Im Fokus der öffentlichen Diskussion stehen vor allem die sogenannten Manganknollen. Dabei handelt es sich um kugel- oder blumenkohlförmige Erzknollen, die meist in Tiefen unterhalb von 4.000 Metern auf den großen Tiefseeebenen liegen. Sie bestehen, neben Mangan, auch aus Eisen sowie Kupfer, Kobalt oder Nickel. Die größten Vorkommen sieht man derzeit im zentralen Pazifik, auf einer Fläche so groß, wie die Hälfte der Fläche Europas.
Überlegungen und Explorationen seien hier schon recht weit fortgeschritten, berichtete Matthias Haeckel. Um wirtschaftlich abzubauen müsste jährlich eine Fläche von mehreren hundert Quadratkilometern bearbeitet werden – vergleichbar der Fläche der Landeshauptstadt München. Damit werden auch die Herausforderungen des Tiefseebergbaus deutlich: Das Ökosystem auf dem Tiefseeboden in Manganknollen-Gebieten beherbergt eine vielfältige Fauna, die wir allerdings noch gar nicht richtig kennen.

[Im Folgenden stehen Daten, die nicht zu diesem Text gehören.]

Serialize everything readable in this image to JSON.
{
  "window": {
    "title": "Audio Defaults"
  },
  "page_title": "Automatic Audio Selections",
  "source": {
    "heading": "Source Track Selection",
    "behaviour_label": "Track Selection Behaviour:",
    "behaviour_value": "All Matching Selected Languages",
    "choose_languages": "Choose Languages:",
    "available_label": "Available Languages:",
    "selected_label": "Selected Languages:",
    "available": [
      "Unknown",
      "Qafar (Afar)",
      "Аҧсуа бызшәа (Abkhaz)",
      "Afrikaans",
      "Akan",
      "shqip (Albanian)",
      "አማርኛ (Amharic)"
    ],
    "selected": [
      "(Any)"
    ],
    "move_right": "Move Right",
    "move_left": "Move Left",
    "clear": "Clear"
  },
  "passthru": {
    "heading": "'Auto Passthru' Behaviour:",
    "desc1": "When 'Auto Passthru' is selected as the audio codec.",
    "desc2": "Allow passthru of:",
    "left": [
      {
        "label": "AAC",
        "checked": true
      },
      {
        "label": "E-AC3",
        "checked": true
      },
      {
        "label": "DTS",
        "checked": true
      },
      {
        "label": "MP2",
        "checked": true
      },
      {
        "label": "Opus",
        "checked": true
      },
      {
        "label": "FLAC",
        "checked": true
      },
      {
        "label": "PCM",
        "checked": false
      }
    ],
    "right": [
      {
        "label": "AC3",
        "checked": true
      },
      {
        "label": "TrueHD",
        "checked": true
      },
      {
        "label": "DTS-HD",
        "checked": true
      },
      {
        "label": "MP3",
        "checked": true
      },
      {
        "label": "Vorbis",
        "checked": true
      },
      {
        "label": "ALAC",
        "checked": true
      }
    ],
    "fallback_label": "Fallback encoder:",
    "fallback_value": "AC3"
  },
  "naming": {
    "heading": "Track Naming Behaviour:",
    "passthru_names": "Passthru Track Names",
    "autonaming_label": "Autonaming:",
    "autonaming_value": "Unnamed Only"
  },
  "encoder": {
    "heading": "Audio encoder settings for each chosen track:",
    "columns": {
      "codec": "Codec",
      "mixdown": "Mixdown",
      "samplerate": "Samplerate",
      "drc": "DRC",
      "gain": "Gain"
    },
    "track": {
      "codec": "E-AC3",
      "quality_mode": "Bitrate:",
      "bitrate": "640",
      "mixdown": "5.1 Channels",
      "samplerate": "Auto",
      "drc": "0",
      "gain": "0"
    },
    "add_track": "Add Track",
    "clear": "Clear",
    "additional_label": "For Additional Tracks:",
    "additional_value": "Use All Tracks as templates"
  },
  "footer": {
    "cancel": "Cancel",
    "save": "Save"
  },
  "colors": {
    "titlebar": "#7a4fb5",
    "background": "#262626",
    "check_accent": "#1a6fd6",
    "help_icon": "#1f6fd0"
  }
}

Die Internationale Meeresbodenbehörde (International Seabed Authority, ISA) verwaltet den gesamten Meeresboden außerhalb der Ausschließlichen Wirtschaftszonen (200-Meilen-Zone) einzelner Staaten. Bis heute hat die ISA 18 Forschungslizenzen zur Erkundung von Manganknollenfeldern im Pazifik vergeben. Es gebe aber noch keine Abbaulizenzen, das wäre erst ein nächster Schritt, erläuterte Matthias Haeckel. Umweltauswirkungen des Abbaus werden jetzt anhand des Prototyps eines Manganknollen-Sammlers (Expeditionen 2019, 2021 und 2022) untersucht. Dieser wirkt wie ein „Staubsauer“, der Sedimente in einer Schicht von einigen Zentimetern aufwirbelt – und damit den gesamten mit Fauna durchzogenen Bereich umgestaltet. Welche Auswirkungen diese Eingriffe und die erzeugten Sedimentwolken – auch längerfristig – auf das Ökosystem haben, wird noch untersucht. Matthias Haeckel beendete seinen Vortrag mit der Schlüsselfrage: Wie viel und welche Art von Tiefseebergbau ist akzeptabel, damit der Schutz der Tiefsee gewährleistet ist?
Chancen…
Leonhard Weixler, Geschäftsbereichsleiter Maritime Technologien der Firma BAUER Maschinen GmbH, begann seinen Beitrag mit zwei mitgebrachten Gesteinsproben: eine Manganknolle sowie ein Stück Massivsulfid, das ebenfalls aus mehreren tausend Metern Meerestiefe stammt und wertvolle Metalle wie Kupfer, Zink, Gold und Silber enthält. Für den Abbau dieser Erzlieferanten interessiert sich Weixler mit seinem Unternehmen für Spezialtiefbaumaschinen. Seit rund 15 Jahren sucht das Unternehmen nach Potenzial für Innovationen auf dem Meeresboden. Im Gegensatz zum Abbau der Manganknollen sollen für den Abbau von Massivsulfid wesentlich kleinere Flächen bearbeitet werden, denn in diesen Flächen werde umweltverträglicher weiter in die Tiefe gebohrt und weniger stark in der Fläche gearbeitet.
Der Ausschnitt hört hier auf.